PV-Ground: Text-Guided Point-Voxel Interaction for 3D Visual Grounding
Abstract
3D visual grounding (VG) aims to localize target objects in 3D scenes based on free-form textual descriptions. Existing 3D VG models predominantly employ point-based backbones for point cloud feature extraction. Such methods require aggressive downsampling of the input point cloud, which sacrifices the fine-grained spatial details crucial for precise localization. This paper proposes PV-Ground, a novel 3D VG architecture based on effective text-guided point-voxel feature interaction.
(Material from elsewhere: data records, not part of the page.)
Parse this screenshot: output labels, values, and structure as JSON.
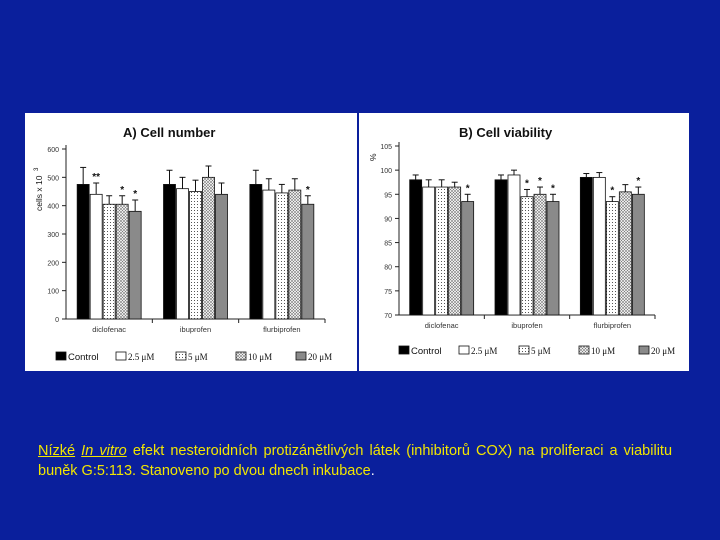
{
  "chart_data": [
    {
      "type": "bar",
      "title": "A) Cell number",
      "ylabel": "cells x 10",
      "ylabel_exponent": "3",
      "ylim": [
        0,
        600
      ],
      "yticks": [
        0,
        100,
        200,
        300,
        400,
        500,
        600
      ],
      "categories": [
        "diclofenac",
        "ibuprofen",
        "flurbiprofen"
      ],
      "series": [
        {
          "name": "Control",
          "values": [
            475,
            475,
            475
          ],
          "errors": [
            60,
            50,
            50
          ]
        },
        {
          "name": "2.5 μM",
          "values": [
            440,
            460,
            455
          ],
          "errors": [
            40,
            40,
            40
          ]
        },
        {
          "name": "5 μM",
          "values": [
            405,
            450,
            445
          ],
          "errors": [
            30,
            40,
            30
          ]
        },
        {
          "name": "10 μM",
          "values": [
            405,
            500,
            455
          ],
          "errors": [
            30,
            40,
            40
          ]
        },
        {
          "name": "20 μM",
          "values": [
            380,
            440,
            405
          ],
          "errors": [
            40,
            40,
            30
          ]
        }
      ],
      "annotations": [
        {
          "category": 0,
          "series": 1,
          "text": "**"
        },
        {
          "category": 0,
          "series": 3,
          "text": "*"
        },
        {
          "category": 0,
          "series": 4,
          "text": "*"
        },
        {
          "category": 2,
          "series": 4,
          "text": "*"
        }
      ],
      "legend": [
        "Control",
        "2.5 μM",
        "5 μM",
        "10 μM",
        "20 μM"
      ],
      "legend_position": "bottom"
    },
    {
      "type": "bar",
      "title": "B) Cell viability",
      "ylabel": "%",
      "ylim": [
        70,
        105
      ],
      "yticks": [
        70,
        75,
        80,
        85,
        90,
        95,
        100,
        105
      ],
      "categories": [
        "diclofenac",
        "ibuprofen",
        "flurbiprofen"
      ],
      "series": [
        {
          "name": "Control",
          "values": [
            98,
            98,
            98.5
          ],
          "errors": [
            1,
            1,
            0.8
          ]
        },
        {
          "name": "2.5 μM",
          "values": [
            96.5,
            99,
            98.5
          ],
          "errors": [
            1.5,
            1,
            1
          ]
        },
        {
          "name": "5 μM",
          "values": [
            96.5,
            94.5,
            93.5
          ],
          "errors": [
            1.5,
            1.5,
            1
          ]
        },
        {
          "name": "10 μM",
          "values": [
            96.5,
            95,
            95.5
          ],
          "errors": [
            1,
            1.5,
            1.5
          ]
        },
        {
          "name": "20 μM",
          "values": [
            93.5,
            93.5,
            95
          ],
          "errors": [
            1.5,
            1.5,
            1.5
          ]
        }
      ],
      "annotations": [
        {
          "category": 0,
          "series": 4,
          "text": "*"
        },
        {
          "category": 1,
          "series": 2,
          "text": "*"
        },
        {
          "category": 1,
          "series": 3,
          "text": "*"
        },
        {
          "category": 1,
          "series": 4,
          "text": "*"
        },
        {
          "category": 2,
          "series": 2,
          "text": "*"
        },
        {
          "category": 2,
          "series": 4,
          "text": "*"
        }
      ],
      "legend": [
        "Control",
        "2.5 μM",
        "5 μM",
        "10 μM",
        "20 μM"
      ],
      "legend_position": "bottom"
    }
  ],
  "caption": {
    "lead": "Nízké",
    "em": "In vitro",
    "part1": " efekt nesteroidních protizánětlivých látek (inhibitorů COX) na proliferaci a viabilitu buněk G:5:113. Stanoveno po dvou dnech inkubace",
    "dot": "."
  },
  "colors": {
    "background": "#0a1f9c",
    "caption": "#f2e600",
    "series_fills": [
      "#000000",
      "#ffffff",
      "#ffffff",
      "#e6e6e6",
      "#8a8a8a"
    ]
  }
}
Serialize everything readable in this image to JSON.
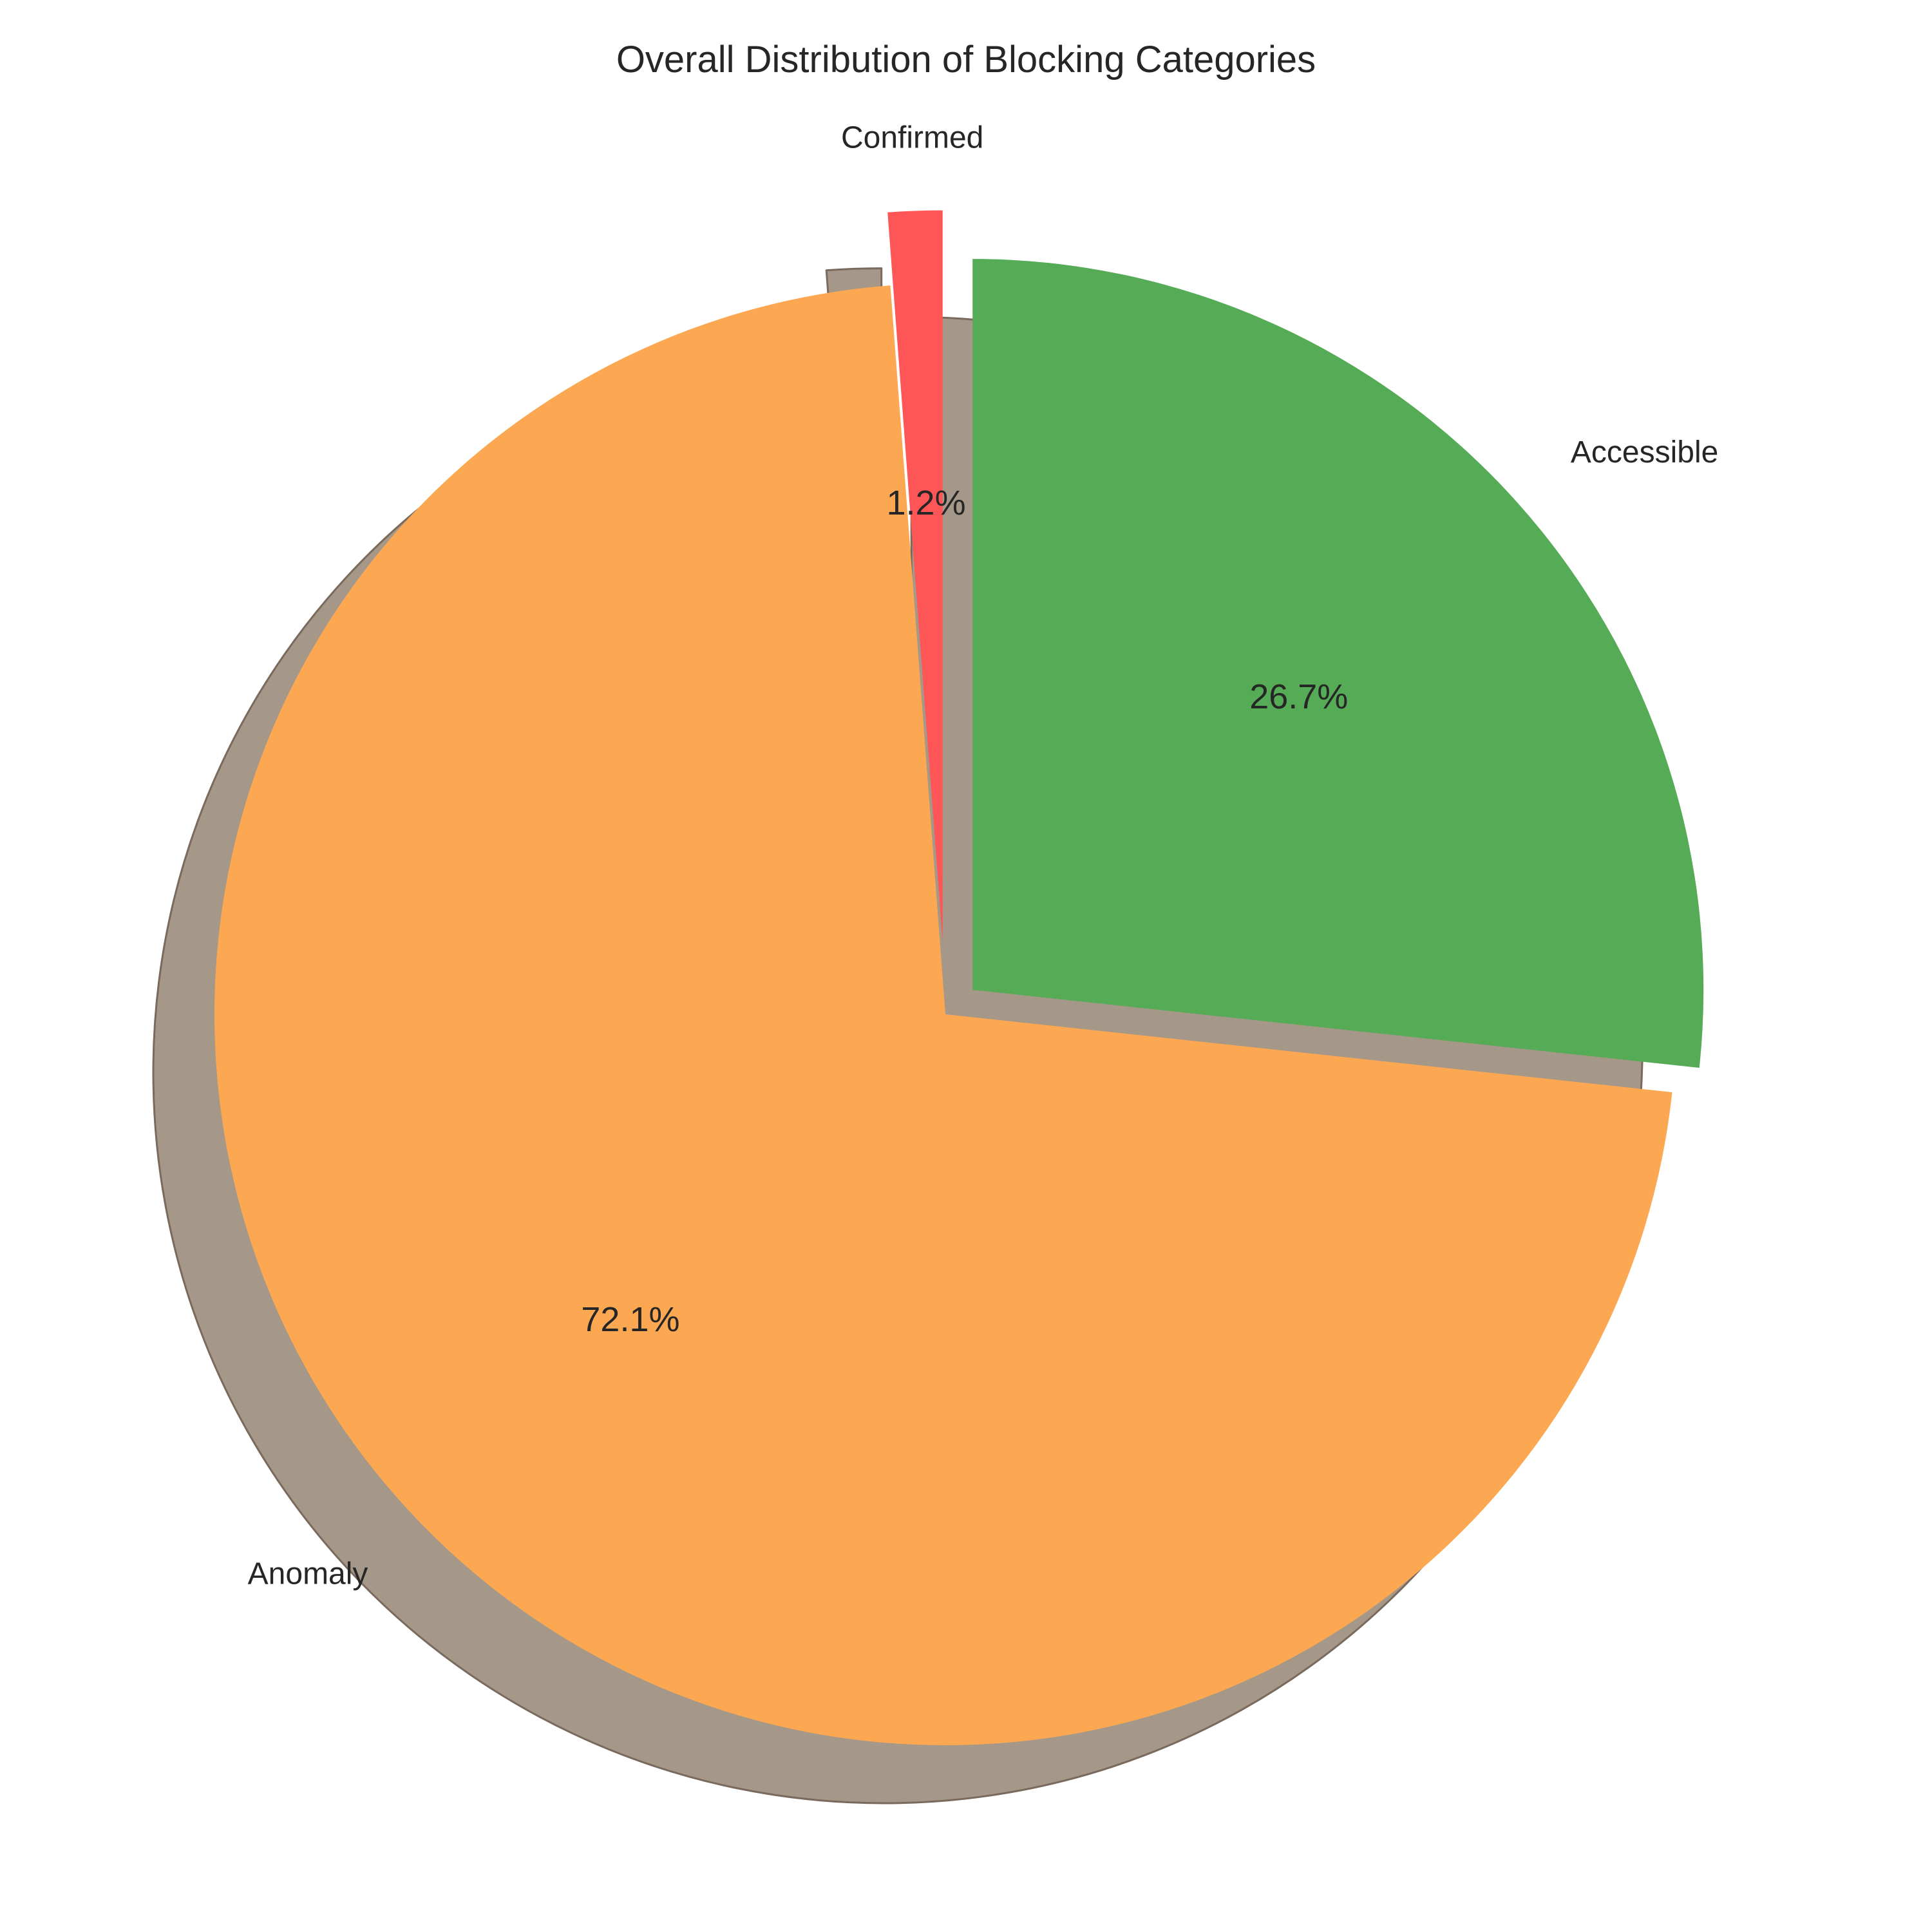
{
  "chart_data": {
    "type": "pie",
    "title": "Overall Distribution of Blocking Categories",
    "start_angle_deg": 90,
    "direction": "clockwise",
    "shadow": true,
    "slices": [
      {
        "name": "Accessible",
        "label": "Accessible",
        "value": 26.7,
        "pct_label": "26.7%",
        "color": "#56ab56",
        "explode": 0.05
      },
      {
        "name": "Anomaly",
        "label": "Anomaly",
        "value": 72.1,
        "pct_label": "72.1%",
        "color": "#fca852",
        "explode": 0.0
      },
      {
        "name": "Confirmed",
        "label": "Confirmed",
        "value": 1.2,
        "pct_label": "1.2%",
        "color": "#fe5656",
        "explode": 0.1
      }
    ]
  }
}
Our method leverages the complementary strengths of both voxels and keypoints: it employs a voxel-based feature extraction backbone to preserve high-resolution spatial details, while utilizing compact keypoints to aggregate these features for efficient, deep interaction with the textual query. Furthermore, we propose a text-guided keypoint sampling module to adaptively concentrate the keypoint distribution around the text-described object, enabling task-specific feature aggregation and significantly boosts model performance. Extensive qualitative and quantitative experiments demonstrate the superiority of our proposed method. Our method achieves a performance improvement of 5.1\% on the ScanRefer dataset and 5.6\% on the ReferIt3D dataset, while also achieves over 4\% improvement in the segmentation task. The code will be made publicly available.